Archive for the ‘database’ Category

Select random value from a range of values

Earlier I blogged about creating random numbers using tsql functions.  Here are two techniques for selecting a random value from a pre-defined range of values in a tsql script.  The first technique uses a table variable ( MSSQL 2000 + ), and the second uses a Common Table Expression or CTE ( MSSQL 2005+ ).

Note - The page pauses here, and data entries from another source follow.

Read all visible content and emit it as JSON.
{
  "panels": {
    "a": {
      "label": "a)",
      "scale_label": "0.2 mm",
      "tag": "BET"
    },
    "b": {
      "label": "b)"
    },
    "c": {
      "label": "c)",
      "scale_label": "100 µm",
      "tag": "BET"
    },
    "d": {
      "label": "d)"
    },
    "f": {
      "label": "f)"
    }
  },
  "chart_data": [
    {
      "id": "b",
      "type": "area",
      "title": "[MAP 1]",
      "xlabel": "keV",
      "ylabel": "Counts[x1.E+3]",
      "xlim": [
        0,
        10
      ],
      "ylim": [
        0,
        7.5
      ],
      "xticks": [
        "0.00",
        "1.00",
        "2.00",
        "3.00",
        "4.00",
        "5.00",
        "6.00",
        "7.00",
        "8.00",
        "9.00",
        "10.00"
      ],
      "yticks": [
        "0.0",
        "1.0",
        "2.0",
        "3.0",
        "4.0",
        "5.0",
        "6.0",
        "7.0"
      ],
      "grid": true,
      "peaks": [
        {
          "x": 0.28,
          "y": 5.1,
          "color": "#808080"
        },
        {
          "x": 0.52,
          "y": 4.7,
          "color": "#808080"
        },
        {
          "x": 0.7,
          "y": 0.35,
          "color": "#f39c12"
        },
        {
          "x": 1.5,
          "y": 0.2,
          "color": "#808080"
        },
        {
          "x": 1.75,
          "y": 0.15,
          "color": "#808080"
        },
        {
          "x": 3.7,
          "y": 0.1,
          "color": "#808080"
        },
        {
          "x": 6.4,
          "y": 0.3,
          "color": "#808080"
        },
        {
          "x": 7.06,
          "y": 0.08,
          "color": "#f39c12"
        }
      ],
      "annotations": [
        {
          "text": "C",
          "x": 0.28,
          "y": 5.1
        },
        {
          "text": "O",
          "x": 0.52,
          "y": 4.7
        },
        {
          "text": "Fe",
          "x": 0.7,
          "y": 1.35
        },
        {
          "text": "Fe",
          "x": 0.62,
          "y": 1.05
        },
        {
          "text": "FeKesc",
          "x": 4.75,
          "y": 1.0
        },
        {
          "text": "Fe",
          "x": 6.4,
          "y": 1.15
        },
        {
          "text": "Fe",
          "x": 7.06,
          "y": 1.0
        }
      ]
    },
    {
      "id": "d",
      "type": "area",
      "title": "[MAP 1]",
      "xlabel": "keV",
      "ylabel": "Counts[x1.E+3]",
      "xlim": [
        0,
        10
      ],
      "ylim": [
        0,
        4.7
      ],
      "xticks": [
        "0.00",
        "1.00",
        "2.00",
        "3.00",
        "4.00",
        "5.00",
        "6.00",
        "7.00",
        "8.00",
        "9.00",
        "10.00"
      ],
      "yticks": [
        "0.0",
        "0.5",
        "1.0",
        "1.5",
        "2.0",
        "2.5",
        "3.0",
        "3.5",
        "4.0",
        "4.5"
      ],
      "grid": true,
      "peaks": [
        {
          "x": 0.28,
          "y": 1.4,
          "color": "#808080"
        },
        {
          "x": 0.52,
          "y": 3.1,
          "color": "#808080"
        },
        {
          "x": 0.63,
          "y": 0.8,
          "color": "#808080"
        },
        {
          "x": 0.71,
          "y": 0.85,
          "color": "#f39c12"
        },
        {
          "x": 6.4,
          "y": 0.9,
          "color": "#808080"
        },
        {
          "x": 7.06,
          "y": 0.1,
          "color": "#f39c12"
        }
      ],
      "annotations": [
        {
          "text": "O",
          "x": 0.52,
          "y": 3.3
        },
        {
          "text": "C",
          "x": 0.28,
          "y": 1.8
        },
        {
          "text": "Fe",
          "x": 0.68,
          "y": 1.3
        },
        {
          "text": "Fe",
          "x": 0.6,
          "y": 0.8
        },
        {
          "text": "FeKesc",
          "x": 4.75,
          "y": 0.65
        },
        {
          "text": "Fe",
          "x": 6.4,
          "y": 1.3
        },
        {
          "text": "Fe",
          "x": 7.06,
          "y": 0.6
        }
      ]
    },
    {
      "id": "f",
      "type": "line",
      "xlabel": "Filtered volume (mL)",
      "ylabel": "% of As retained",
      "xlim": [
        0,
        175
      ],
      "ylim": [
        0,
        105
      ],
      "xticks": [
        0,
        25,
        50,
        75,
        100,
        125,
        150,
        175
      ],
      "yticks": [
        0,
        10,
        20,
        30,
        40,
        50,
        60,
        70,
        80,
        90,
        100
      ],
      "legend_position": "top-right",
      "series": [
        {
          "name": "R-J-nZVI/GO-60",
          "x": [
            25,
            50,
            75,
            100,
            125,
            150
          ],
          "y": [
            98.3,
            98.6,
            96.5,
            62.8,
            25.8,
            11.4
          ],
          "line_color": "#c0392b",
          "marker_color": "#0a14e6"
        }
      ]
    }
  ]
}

Select a random value using a table variable


-- var to hold random integer
declare @field_val int

-- create table var to hold value range [ 0, 512, 1024, 2048, 4096 ]
-- inserting the first value sets the structure for the table variable
SELECT 0 AS 'num'
INTO #temp

-- insert data into table var
INSERT INTO #temp VALUES ( 512 )
INSERT INTO #temp VALUES ( 1024 )
INSERT INTO #temp VALUES ( 2048 )
INSERT INTO #temp VALUES ( 4096 )

-- assign random value
SELECT TOP 1 @field_val = num FROM #temp ORDER BY NEWID()

-- show value
SELECT @field_val

-- drop the table variable
DROP TABLE #temp

Select a random value using a CTE

-- define our data table
WITH data( car )
AS
(
	-- UNION together our range of values
	SELECT 'audi' AS 'car'
	UNION
	SELECT 'bmw' AS 'car'
	UNION
	SELECT 'infinity' AS 'car'
	UNION
	SELECT 'lexus' AS 'car'
	UNION
	SELECT 'porsche' AS 'car'
)
-- select a random value
SELECT TOP 1 car FROM data
ORDER BY NEWID()

Both of these techniques can be used with numbers or text. Just be sure to mind your quotes, and variable datatypes.  Being able to pick a random value in data generation scripts has proven very useful.  I hope this helps somebody else out as well.

I wonder if using Coldfusion9′s ORM would make this easier?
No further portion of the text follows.